The grizzled voice could be that of God. “The car’s on fire and there’s no driver at the wheel,” he begins over a ground-shaking rumble of drone, before surveying the horrifying landscape: The government is corrupt, buildings are imploding, the skyline is ablaze while a populace hides indoors, numbed by chemicals and drowning out the screams with the radio. The voice continues as mournful strings enter, playing a theme wracked by sadness and loss, the sound of the band on the deck as the ship goes down. Do we hear hope as a fragile guitar enters and repeats those lines? I think so. And once we sense that feeling of being crushed by despair while seeing a flicker of possibility, we’re fully inside of the universe of Godspeed You! Black Emperor’s 1997 debut, F♯ A♯ ∞.
The piece, which came to be called “Dead Flag Blues,” is a career-defining debut album-opener to rival Patti Smith’s “Gloria: In Excelsis Deo,” the Jesus and Mary Chain’s “Just Like Honey,” and Black Sabbath’s “Black Sabbath.” Everything you need to know about Godspeed was foretold by the words and music of this first track, which occupies the album’s entire first side. They would eventually become one of the key bands in what we’d call post-rock. Through the first decade of the 21st century, more than a few groups would copy their soft/loud crashing orchestral style. All of their music takes place in the world described by that voice, a place where those buried by calamity are on the verge of breaking free.

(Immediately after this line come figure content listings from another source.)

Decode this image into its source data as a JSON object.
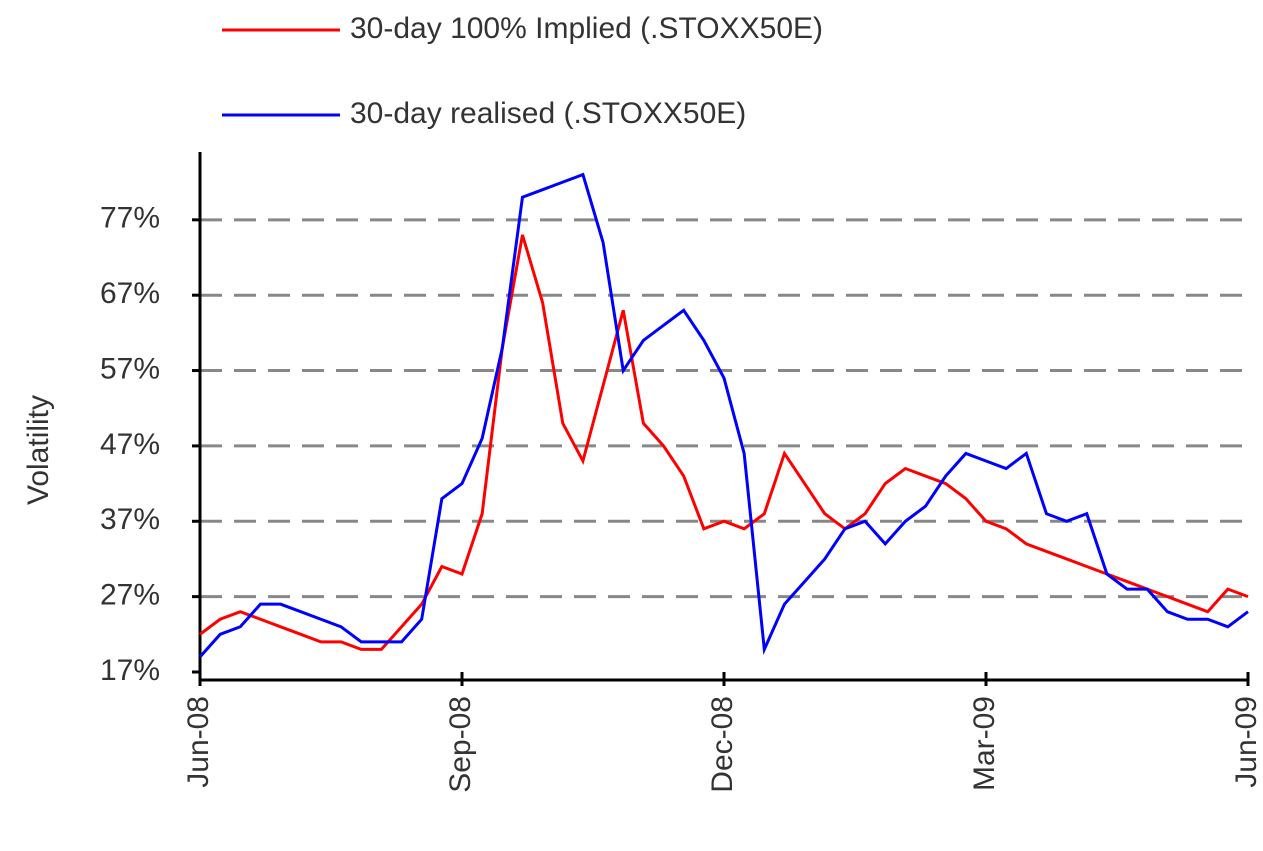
{
  "chart_data": {
    "type": "line",
    "y_label": "Volatility",
    "x": [
      0,
      1,
      2,
      3,
      4,
      5,
      6,
      7,
      8,
      9,
      10,
      11,
      12,
      13,
      14,
      15,
      16,
      17,
      18,
      19,
      20,
      21,
      22,
      23,
      24,
      25,
      26,
      27,
      28,
      29,
      30,
      31,
      32,
      33,
      34,
      35,
      36,
      37,
      38,
      39,
      40,
      41,
      42,
      43,
      44,
      45,
      46,
      47,
      48,
      49,
      50,
      51,
      52
    ],
    "series": [
      {
        "name": "30-day 100% Implied (.STOXX50E)",
        "color": "#ff0000",
        "values": [
          22,
          24,
          25,
          24,
          23,
          22,
          21,
          21,
          20,
          20,
          23,
          26,
          31,
          30,
          38,
          60,
          75,
          66,
          50,
          45,
          55,
          65,
          50,
          47,
          43,
          36,
          37,
          36,
          38,
          46,
          42,
          38,
          36,
          38,
          42,
          44,
          43,
          42,
          40,
          37,
          36,
          34,
          33,
          32,
          31,
          30,
          29,
          28,
          27,
          26,
          25,
          28,
          27
        ]
      },
      {
        "name": "30-day realised (.STOXX50E)",
        "color": "#0000ff",
        "values": [
          19,
          22,
          23,
          26,
          26,
          25,
          24,
          23,
          21,
          21,
          21,
          24,
          40,
          42,
          48,
          60,
          80,
          81,
          82,
          83,
          74,
          57,
          61,
          63,
          65,
          61,
          56,
          46,
          20,
          26,
          29,
          32,
          36,
          37,
          34,
          37,
          39,
          43,
          46,
          45,
          44,
          46,
          38,
          37,
          38,
          30,
          28,
          28,
          25,
          24,
          24,
          23,
          25
        ]
      }
    ],
    "xlim": [
      0,
      52
    ],
    "xticks": [
      {
        "value": 0,
        "label": "Jun-08"
      },
      {
        "value": 13,
        "label": "Sep-08"
      },
      {
        "value": 26,
        "label": "Dec-08"
      },
      {
        "value": 39,
        "label": "Mar-09"
      },
      {
        "value": 52,
        "label": "Jun-09"
      }
    ],
    "ylim": [
      17,
      86
    ],
    "yticks": [
      {
        "value": 17,
        "label": "17%"
      },
      {
        "value": 27,
        "label": "27%"
      },
      {
        "value": 37,
        "label": "37%"
      },
      {
        "value": 47,
        "label": "47%"
      },
      {
        "value": 57,
        "label": "57%"
      },
      {
        "value": 67,
        "label": "67%"
      },
      {
        "value": 77,
        "label": "77%"
      }
    ],
    "grid": true
  }
}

The words on “Dead Flag Blues” were written by Efrim Menuck, who was born in Montreal and grew up in Toronto before returning to the city of his birth in his early 20s. They came from a script for an unfinished film called “Incomplete Movie About Jail” and were read by an unidentified friend. Menuck, like many in his circle, had grown up listening to punk and hardcore, but after moving to Montreal he started making music of his own in a very different style. In 1994, he and his friend Mauro Pezzente, who played bass, recorded a tape they called All Lights Fucked On The Hairy Amp Drooling and made 33 copies, giving them to friends. The project’s name, Godspeed You Black Emperor!, came from the title of a Japanese documentary about a motorcycle gang. (The band would relocate the exclamation point in 2002.) Twenty-five years later, All Lights remains a rumor—there have been no confirmed leaks of the music, not even a photo of the cassette. But after recording it and playing a few live shows, the band, joined by guitarist Mike Moya, began to take shape.